A little bit of each. Originally it was harder for females to be accepted as “jazz musicians”, but then the same goes for classical music and pop as well, although at different times. I think the difference with jazz in general is that in the current looks-obsessed culture we live in, it’s about musicianship first, looks a firm second. It’s a genre that is really about the music and actually I find that all performers often seem attractive because talent is the greatest aphrodisiac of all. You can be truly blown away by a performance and the looks of the performer really have no bearing on how sexy they are on stage. I’ve seen women of all shapes and sizes perform in the club, but what marks them out as ‘attractive’ is the fact that they are so clearly comfortable in their own skin – whether tall or short, fat or thin. I love that about the medium.
If you had to name one artist, living or dead, as the most important to and influential on the contemporary jazz scene, who would it be and why?
Miles Davis. Need I say more? You just have to listen to the crisp, pared down purity of his sound. He really created a new sound, tempo and vibe in jazz: an edgy, cool, sexy, slowed down groove that suddenly made jazz the hottest thing and crossed it into the mainstream. He was a true pioneer and his influence is clear on so much music today: be it Hip Hop, Funk, Pop, whatever.
Can you pick one jazz performance you have seen that has stuck with you more than any other?
It’s very, very hard to pick one single moment as there have been many spine tingling performances (in Ronnie’s). But to cite a few: I will always remember seeing the raw, untamed talent of Amy Winehouse here back in 2006 and being pretty struck by her. Anytime the great Carleen Anderson sings, you feel touched by something really extraordinary: this fragile, beautiful woman with a vocal control and range that is really quite unbelievable. The wonderful Liane Carroll singing Tom Waits’ classic “Picture in a Frame” at Chris Dagley’s [Ronnie Scott’s house drummer] memorial gig – it was a moment where time seemed to stand still and all eyes and ears in the room were focused completely on her incredible voice. There wasn’t a dry eye in the house.
Ronnie Scott’s has an enormous wealth of history behind it. Is that history important in understanding and really getting involved in jazz music?
In some ways Ronnie’s is a bit of an institution but it doesn’t feel like an institution. It clearly has a wonderful weight of history behind it, a bit like the Old Vic, but it’s alive, not an archive! In some respects, as an audience member, it can be equally rewarding to come at it without knowing too much about the genre or history.
On the other hand, performers love the history of the club and the idea that they are playing in the same spot as some of their heroes, and actually the history of the club is an intrinsic part of what makes it so unique.
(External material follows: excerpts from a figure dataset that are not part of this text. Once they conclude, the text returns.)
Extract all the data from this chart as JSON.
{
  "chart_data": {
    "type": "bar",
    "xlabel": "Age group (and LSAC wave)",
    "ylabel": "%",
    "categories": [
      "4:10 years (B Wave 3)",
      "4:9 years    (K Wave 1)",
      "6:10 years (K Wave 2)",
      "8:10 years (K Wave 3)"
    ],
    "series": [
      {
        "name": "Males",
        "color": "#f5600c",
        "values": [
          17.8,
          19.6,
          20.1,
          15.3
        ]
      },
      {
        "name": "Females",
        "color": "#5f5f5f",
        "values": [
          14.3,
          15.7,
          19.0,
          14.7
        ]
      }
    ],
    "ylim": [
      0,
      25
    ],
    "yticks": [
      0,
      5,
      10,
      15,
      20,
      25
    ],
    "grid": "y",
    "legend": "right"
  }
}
There is a sort of dual history – firstly of the great musicians that performed here, and secondly of the behind-the-scenes stories: the struggle that Ronnie Scott and [co-founder] Pete King had, to keep it going for 45 years; Sonny Rollins writing the score for Alfie by candlelight there; Ronnie playing chess with Dizzy Gillespie; Miles Davis filming there; The Who premiering Tommy there. The walls have many secrets.